Encostei-me na bancada e cruzei os braços, olhando fixamente para o chão e torcendo para que aqueles dois minutos fossem os mais rápidos da minha vida, mas antes que o tempo acabasse, parece que meus colegas perceberam minha inquietação e cochicharam entre si. Retirei minha caneca da máquina e voltei para meu lugar na repartição.

    A minha área de trabalho era pequena, mas bem organizada. Eu não era um maníaco por organização, mas gostava de manter tudo em seu devido lugar, o que parecia ser um problema para meus colegas de trabalho, já que muitos sempre chegavam perto de minha mesa e espalhavam clipes e papéis por toda a superfície de madeira. O melhor daquele meu pequeno local era que as janelas do prédio ficavam bem ao meu lado, fazendo com que eu pudesse observar a monotonia do cotidiano do centro da cidade. A visão para a rua era muito nítida, mas avistava as pessoas, carros e outro objetos em um tamanho bem reduzido.

    Ao olhar fixamente para aquela pequena parte da cidade, pensei em como a vida é sempre a mesma para todos. Nascemos, somos criados pelos nossos pais e então vamos para a escola, onde somos obrigados por meio de provas a mostrar-nos totalmente inteligentes e compatíveis com aquilo que as pessoas escolhem para nós e saímos para as faculdades de Medicina, Engenharia ou Direito, já que muitos não aceitam outras que não essas. Ao sair deste ciclo estudantil, ainda devemos procurar emprego para conseguirmos nos sustentar e trabalharmos durante toda a nossa vida, tendo descanso somente ao final dos 60 anos. Agora, será que todo esse esforço que fazemos realmente vale a pena? Até mesmo quando pensamos diferente e tentamos agir por nós mesmos, somos julgados e viramos motivos de brincadeiras de mal gosto.

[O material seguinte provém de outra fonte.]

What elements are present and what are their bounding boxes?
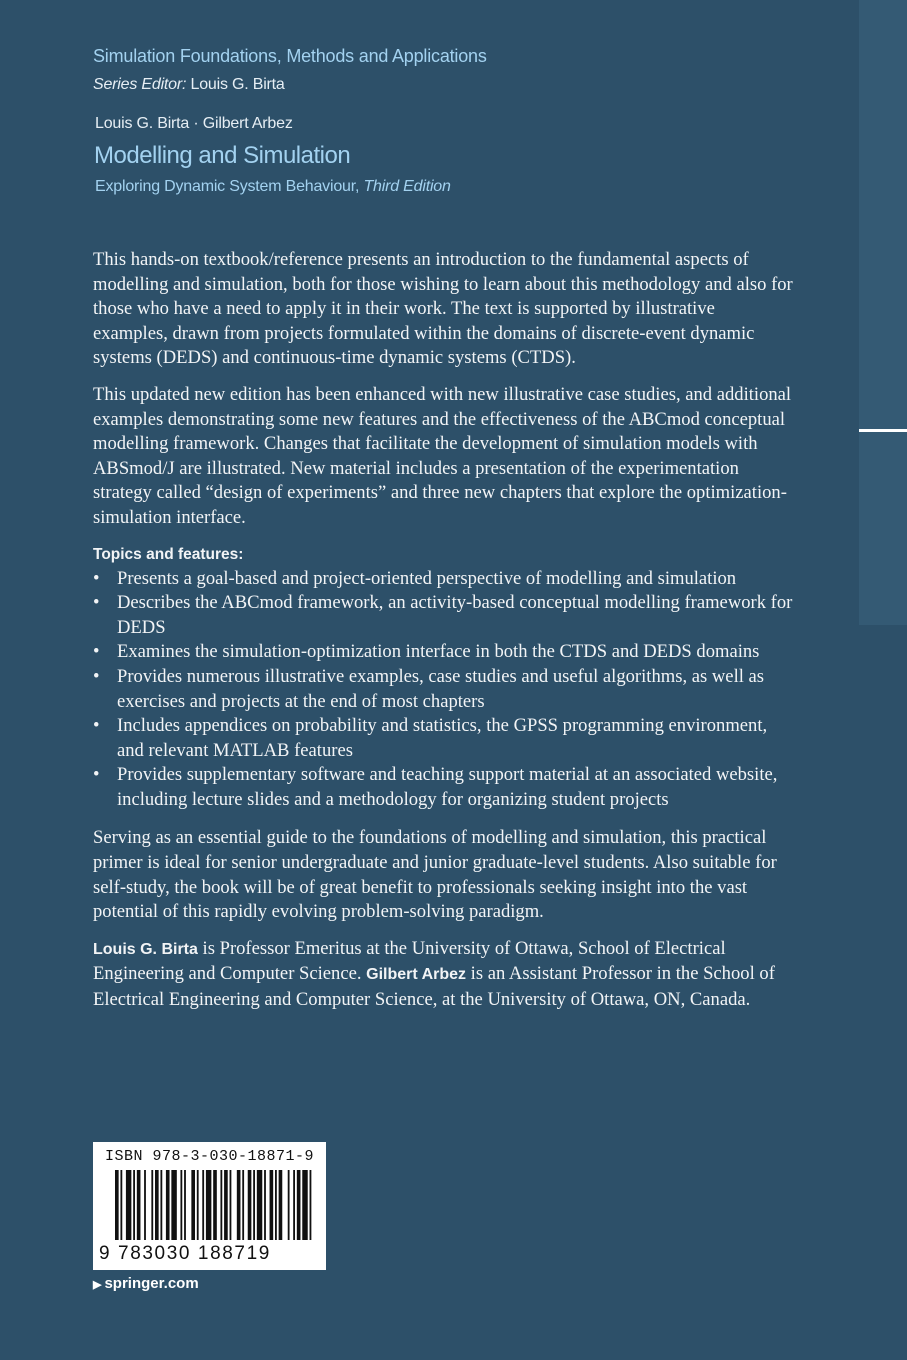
topic-text: Provides numerous illustrative examples, case studies and useful algorithms, as well as exercises and projects at the end of most chapters [117,665,765,712]
book-subtitle [95,178,451,196]
paragraph-new-edition: This updated new edition has been enhanced with new illustrative case studies, and additional examples demonstrating some new features and the effectiveness of the ABCmod conceptual modelling framework. Changes that facilitate the development of simulation models with ABSmod/J are illustrated. New material includes a presentation of the experimentation strategy called “design of experiments” and three new chapters that explore the optimization-simulation interface. [93,383,792,528]
paragraph-intro: This hands-on textbook/reference presents an introduction to the fundamental aspects of modelling and simulation, both for those wishing to learn about this methodology and also for those who have a need to apply it in their work. The text is supported by illustrative examples, drawn from projects formulated within the domains of discrete-event dynamic systems (DEDS) and continuous-time dynamic systems (CTDS). [93,249,793,369]
bio-author-2: Gilbert Arbez [366,966,467,984]
spine-rule [859,429,907,432]
paragraph-authors-bio [93,937,793,1013]
topic-text: Describes the ABCmod framework, an activity-based conceptual modelling framework for DEDS [117,592,793,638]
bio-text-2: is an Assistant Professor in the School of Electrical Engineering and Computer Science, at the University of Ottawa, ON, Canada. [93,963,775,1011]
topic-text: Includes appendices on probability and statistics, the GPSS programming environment, and relevant MATLAB features [117,715,768,761]
topic-text: Examines the simulation-optimization interface in both the CTDS and DEDS domains [117,641,760,663]
barcode [93,1142,326,1270]
spine-panel [859,0,907,625]
series-editor-label: Series Editor: [93,76,187,93]
bullet-icon: • [93,665,100,687]
barcode-digits: 9 783030 188719 [99,1243,271,1264]
book-authors: Louis G. Birta · Gilbert Arbez [95,115,293,132]
topic-item [93,567,793,592]
topic-item [93,665,793,714]
publisher-url: springer.com [104,1275,199,1292]
blurb [93,248,793,1025]
topics-list [93,567,793,813]
book-title: Modelling and Simulation [94,142,351,169]
paragraph-summary: Serving as an essential guide to the foundations of modelling and simulation, this practical primer is ideal for senior undergraduate and junior graduate-level students. Also suitable for self-study, the book will be of great benefit to professionals seeking insight into the vast potential of this rapidly evolving problem-solving paradigm. [93,827,777,923]
arrow-right-icon: ▶ [93,1279,102,1291]
topic-text: Presents a goal-based and project-oriented perspective of modelling and simulation [117,567,737,589]
topic-text: Provides supplementary software and teaching support material at an associated website, including lecture slides and a methodology for organizing student projects [117,764,778,810]
edition-text: Third Edition [363,178,451,195]
publisher-link[interactable] [93,1275,199,1292]
topic-item [93,714,793,763]
topic-item [93,640,793,665]
bullet-icon: • [93,641,100,663]
bullet-icon: • [93,592,100,614]
bio-text-1: is Professor Emeritus at the University of Ottawa, School of Electrical Engineering and Computer Science. [93,937,726,985]
barcode-bars-icon [115,1170,315,1240]
isbn-label: ISBN 978-3-030-18871-9 [105,1148,315,1165]
topic-item [93,591,793,640]
series-editor-name: Louis G. Birta [190,76,285,93]
topic-item [93,763,793,812]
bullet-icon: • [93,764,100,786]
bullet-icon: • [93,715,100,737]
bio-author-1: Louis G. Birta [93,940,198,958]
subtitle-text: Exploring Dynamic System Behaviour, [95,178,364,195]
series-title: Simulation Foundations, Methods and Applications [93,46,487,66]
bullet-icon: • [93,567,100,589]
series-editor [93,76,285,94]
topics-heading: Topics and features: [93,545,244,563]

     Apenas por ser organizado em excesso e por acabar me cuidado mais do que a maioria dos homens faz, os meus ‘’colegas’’ de trabalho acabam me tratando com brincadeiras que a cada dia ficam mais sérias. “Você não merece a namorada que tem”. “Ela finalmente te trocou por um homem de verdade”. Expressões de ódio ou inveja? Não sei, mas, apenas por olhar por aquelas janelas enormes, eu conseguia ver várias bolinhas coloridas que representavam pessoas diferentes, com opiniões diferentes e jeitos diferentes. Não importavam suas opções sexuais, seus comportamentos ou suas aparências, todos apenas continuavam a viver suas vidas andando em direção a suas escolas, trabalhos ou casas e eu apenas continuava a pensar: Quando seremos realmente aceitos sem os padrões impostos?

“Luís, você é bastante organizado, não é?”, a voz de Luísa retirou a minha atenção da visão das janelas. “Espero que você continue assim, hoje em dia é difícil encontrarmos pessoas focadas no que fazem. Gosto do jeito que você é e como trata as coisas”.

    Quantas vezes vamos precisar pensar sobre a vida e quanto tempo durará para que mais pessoas não julguem as outras como padrões de algo inventado? Espero que não muito.

Sorri ao ver Luísa deixando meu repartimento e voltei a olhar a janela. Ah... Finalmente a chuva veio!